Put the matrix \(A\) into reduced row echelon from, where
\[A=\left[\begin{array}{cccc}2&1&-1&4\\1&-1&2&12\\2&2&-1&9\\\end{array}\right]\nonumber \]
Solution
We’ll again show the steps without explanation, although we will stop at the end of the forward steps and make a comment.
| \(\frac{1}{2}R_{1}\to R_{1}\) | \(\left[\begin{array}{cccc}1&1/2&-1/2&2\\1&-1&2&12\\2&2&-1&9\end{array}\right]\) |
| \(-R_{1}+R_{2}\to R_{2}\) \(-2R_{1}+R_{3}\to R_{3}\) |
\(\left[\begin{array}{cccc}1&1/2&-1/2&2\\0&-3/2&5/2&10\\0&1&0&5\end{array}\right]\) |
| \(-\frac{2}{3}R_{2}\to R_{2}\) | \(\left[\begin{array}{cccc}1&1/2&-1/2&2\\0&1&-5/3&-20/3\\0&1&0&5\end{array}\right]\) |
| \(-R_{2}+R_{3}\to R_{3}\) | \(\left[\begin{array}{cccc}1&1/2&-1/2&2\\0&1&-5/3&-20/3\\0&0&5/3&35/3\end{array}\right]\) |
| \(\frac{3}{5}R_{3}\to R_{3}\) | \(\left[\begin{array}{cccc}1&1/2&-1/2&2\\0&1&-5/3&-20/3\\0&0&1&7\end{array}\right]\) |
Let’s take a break here and think about the state of our linear system at this moment. Converting back to linear equations, we now know
\[\begin{array}{rcl} x_1+1/2x_2-1/2x_3&=&2\\ x_2-5/3x_3&=&-20/3\\ x_3&=&7\\ \end{array}. \nonumber \]
Since we know that \(x_3 = 7\), the second equation turns into \[x_2 - (5/3)(7) = -20/3, \nonumber \] telling us that \(x_2 = 5\).
Finally, knowing values for \(x_2\) and \(x_3\) lets us substitute in the first equation and find \[x_1 +(1/2)(5)-(1/2)(7) = 2, \nonumber \] so \(x_1 = 3\).

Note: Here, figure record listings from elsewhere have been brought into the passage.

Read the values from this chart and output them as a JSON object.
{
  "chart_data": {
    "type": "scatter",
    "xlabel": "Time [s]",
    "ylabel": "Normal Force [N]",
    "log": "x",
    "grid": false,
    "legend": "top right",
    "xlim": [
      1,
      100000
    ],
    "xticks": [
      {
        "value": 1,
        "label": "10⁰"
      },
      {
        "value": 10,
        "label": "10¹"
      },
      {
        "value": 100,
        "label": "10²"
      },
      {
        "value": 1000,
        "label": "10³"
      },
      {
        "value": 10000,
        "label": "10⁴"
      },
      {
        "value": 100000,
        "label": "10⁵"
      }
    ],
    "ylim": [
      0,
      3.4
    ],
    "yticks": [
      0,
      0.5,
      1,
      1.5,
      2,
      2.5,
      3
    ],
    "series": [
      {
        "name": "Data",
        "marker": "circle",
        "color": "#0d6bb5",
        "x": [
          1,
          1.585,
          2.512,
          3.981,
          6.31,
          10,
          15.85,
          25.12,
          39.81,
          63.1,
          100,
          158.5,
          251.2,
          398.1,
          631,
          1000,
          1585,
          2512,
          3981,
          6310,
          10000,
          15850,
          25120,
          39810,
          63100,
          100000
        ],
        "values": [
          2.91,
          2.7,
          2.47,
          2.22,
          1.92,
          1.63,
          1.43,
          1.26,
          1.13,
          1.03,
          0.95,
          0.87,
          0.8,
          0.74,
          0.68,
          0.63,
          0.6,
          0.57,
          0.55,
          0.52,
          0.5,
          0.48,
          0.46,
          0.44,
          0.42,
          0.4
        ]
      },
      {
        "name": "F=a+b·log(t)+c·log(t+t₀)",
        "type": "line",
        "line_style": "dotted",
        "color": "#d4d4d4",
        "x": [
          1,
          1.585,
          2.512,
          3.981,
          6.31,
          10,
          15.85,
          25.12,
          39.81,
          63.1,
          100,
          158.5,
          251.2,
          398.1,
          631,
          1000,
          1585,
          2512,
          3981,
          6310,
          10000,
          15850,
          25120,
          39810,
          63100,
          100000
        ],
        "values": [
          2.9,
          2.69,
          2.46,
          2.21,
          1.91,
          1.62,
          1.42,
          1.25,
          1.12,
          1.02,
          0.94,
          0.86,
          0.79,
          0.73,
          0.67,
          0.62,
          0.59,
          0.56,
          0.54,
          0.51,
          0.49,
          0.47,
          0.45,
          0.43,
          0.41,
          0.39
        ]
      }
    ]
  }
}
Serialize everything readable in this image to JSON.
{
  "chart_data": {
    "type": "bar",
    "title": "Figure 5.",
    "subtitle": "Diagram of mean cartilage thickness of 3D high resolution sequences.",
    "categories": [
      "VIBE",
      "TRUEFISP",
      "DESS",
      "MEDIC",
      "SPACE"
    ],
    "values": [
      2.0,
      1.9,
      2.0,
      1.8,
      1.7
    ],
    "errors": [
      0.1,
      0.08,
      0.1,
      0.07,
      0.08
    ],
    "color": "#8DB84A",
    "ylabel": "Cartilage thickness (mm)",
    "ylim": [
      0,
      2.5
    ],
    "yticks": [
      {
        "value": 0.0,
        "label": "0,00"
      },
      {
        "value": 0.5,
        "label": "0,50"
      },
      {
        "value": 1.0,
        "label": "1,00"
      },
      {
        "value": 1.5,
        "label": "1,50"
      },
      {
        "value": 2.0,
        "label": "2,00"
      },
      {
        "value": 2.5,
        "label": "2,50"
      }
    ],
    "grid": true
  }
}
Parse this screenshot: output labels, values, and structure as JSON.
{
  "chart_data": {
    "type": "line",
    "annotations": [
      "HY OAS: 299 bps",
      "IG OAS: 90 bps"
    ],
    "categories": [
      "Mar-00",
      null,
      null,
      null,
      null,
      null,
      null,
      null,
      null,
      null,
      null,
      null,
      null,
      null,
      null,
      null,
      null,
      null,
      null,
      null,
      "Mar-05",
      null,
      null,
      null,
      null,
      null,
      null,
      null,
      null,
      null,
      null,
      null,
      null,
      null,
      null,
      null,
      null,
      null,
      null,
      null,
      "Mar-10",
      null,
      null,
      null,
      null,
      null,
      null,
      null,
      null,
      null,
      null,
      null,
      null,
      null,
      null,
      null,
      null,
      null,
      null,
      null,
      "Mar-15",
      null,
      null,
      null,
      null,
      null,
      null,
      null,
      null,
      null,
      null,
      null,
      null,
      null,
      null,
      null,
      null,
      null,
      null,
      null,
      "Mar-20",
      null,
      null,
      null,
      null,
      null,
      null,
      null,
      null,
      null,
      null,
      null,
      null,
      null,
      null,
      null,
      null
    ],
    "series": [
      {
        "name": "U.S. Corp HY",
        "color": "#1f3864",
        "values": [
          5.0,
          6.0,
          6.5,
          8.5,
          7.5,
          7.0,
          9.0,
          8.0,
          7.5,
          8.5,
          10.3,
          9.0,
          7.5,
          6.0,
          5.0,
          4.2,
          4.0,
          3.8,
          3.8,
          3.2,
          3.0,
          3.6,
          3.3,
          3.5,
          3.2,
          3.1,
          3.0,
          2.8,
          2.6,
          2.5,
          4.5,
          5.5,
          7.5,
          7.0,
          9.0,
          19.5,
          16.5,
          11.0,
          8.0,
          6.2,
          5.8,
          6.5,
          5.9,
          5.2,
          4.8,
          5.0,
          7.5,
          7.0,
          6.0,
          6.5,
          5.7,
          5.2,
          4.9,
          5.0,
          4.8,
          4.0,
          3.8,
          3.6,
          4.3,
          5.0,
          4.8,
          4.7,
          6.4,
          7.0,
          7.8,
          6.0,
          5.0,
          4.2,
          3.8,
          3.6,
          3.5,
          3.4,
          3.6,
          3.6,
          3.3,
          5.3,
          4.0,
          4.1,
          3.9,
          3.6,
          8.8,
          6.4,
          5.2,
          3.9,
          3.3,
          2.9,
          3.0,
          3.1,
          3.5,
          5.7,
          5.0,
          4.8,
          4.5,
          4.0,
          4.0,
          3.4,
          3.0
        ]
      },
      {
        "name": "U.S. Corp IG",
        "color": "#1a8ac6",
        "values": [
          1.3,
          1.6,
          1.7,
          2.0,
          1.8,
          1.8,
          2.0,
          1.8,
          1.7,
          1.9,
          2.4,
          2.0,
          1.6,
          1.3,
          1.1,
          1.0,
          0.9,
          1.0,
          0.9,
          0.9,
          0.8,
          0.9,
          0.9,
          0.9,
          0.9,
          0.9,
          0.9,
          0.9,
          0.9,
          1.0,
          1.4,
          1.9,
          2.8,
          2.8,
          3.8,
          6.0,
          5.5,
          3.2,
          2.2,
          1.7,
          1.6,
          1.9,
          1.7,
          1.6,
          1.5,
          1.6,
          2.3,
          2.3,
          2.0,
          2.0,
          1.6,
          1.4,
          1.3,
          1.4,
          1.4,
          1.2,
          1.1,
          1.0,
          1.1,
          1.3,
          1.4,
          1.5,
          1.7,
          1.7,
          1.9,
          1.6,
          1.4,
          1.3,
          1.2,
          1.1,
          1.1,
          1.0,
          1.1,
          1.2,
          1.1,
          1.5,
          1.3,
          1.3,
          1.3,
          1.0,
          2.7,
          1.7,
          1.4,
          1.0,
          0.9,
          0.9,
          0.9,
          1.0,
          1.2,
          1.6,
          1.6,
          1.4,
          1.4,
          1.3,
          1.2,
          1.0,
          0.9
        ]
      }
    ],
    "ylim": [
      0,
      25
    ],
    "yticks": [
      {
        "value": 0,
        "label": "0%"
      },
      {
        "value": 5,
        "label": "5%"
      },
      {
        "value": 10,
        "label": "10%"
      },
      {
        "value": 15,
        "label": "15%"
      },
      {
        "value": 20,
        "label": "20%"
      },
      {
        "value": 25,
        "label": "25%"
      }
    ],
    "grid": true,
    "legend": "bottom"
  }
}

This process of substituting known values back into other equations is called back substitution. This process is essentially what happens when we perform the backward steps of Gaussian elimination. We make note of this below as we finish out finding the of our matrix.
| \(\frac{5}{3}R_{3}+R_{2}\to R_{2}\) (knowing \(x_{3}=7\) allows us to find \(x_{2}=5\)) |
\(\left[\begin{array}{cccc}1&1/2&-1/2&2\\0&1&0&5\\0&0&1&7\end{array}\right]\) |
| \(\frac{1}{2}R_{3}+R_{1}\to R_{1}\) \(-\frac{1}{2}R_{2}+R_{1}\to R_{1}\) (knowing \(x_{2}=5\) and \(x_{3}=7\) allows us to find \(x_{1}=3\)) |
\(\left[\begin{array}{cccc}1&0&0&3\\0&1&0&5\\0&0&1&7\end{array}\right]\) |
We did our operations slightly “out of order” in that we didn’t put the zeros above our leading 1 in the third column in the same step, highlighting how back substitution works.
In all of our practice, we’ve only encountered systems of linear equations with exactly one solution. Is this always going to be the case? Could we ever have systems with more than one solution? If so, how many solutions could there be? Could we have systems without a solution? These are some of the questions we’ll address in the next section.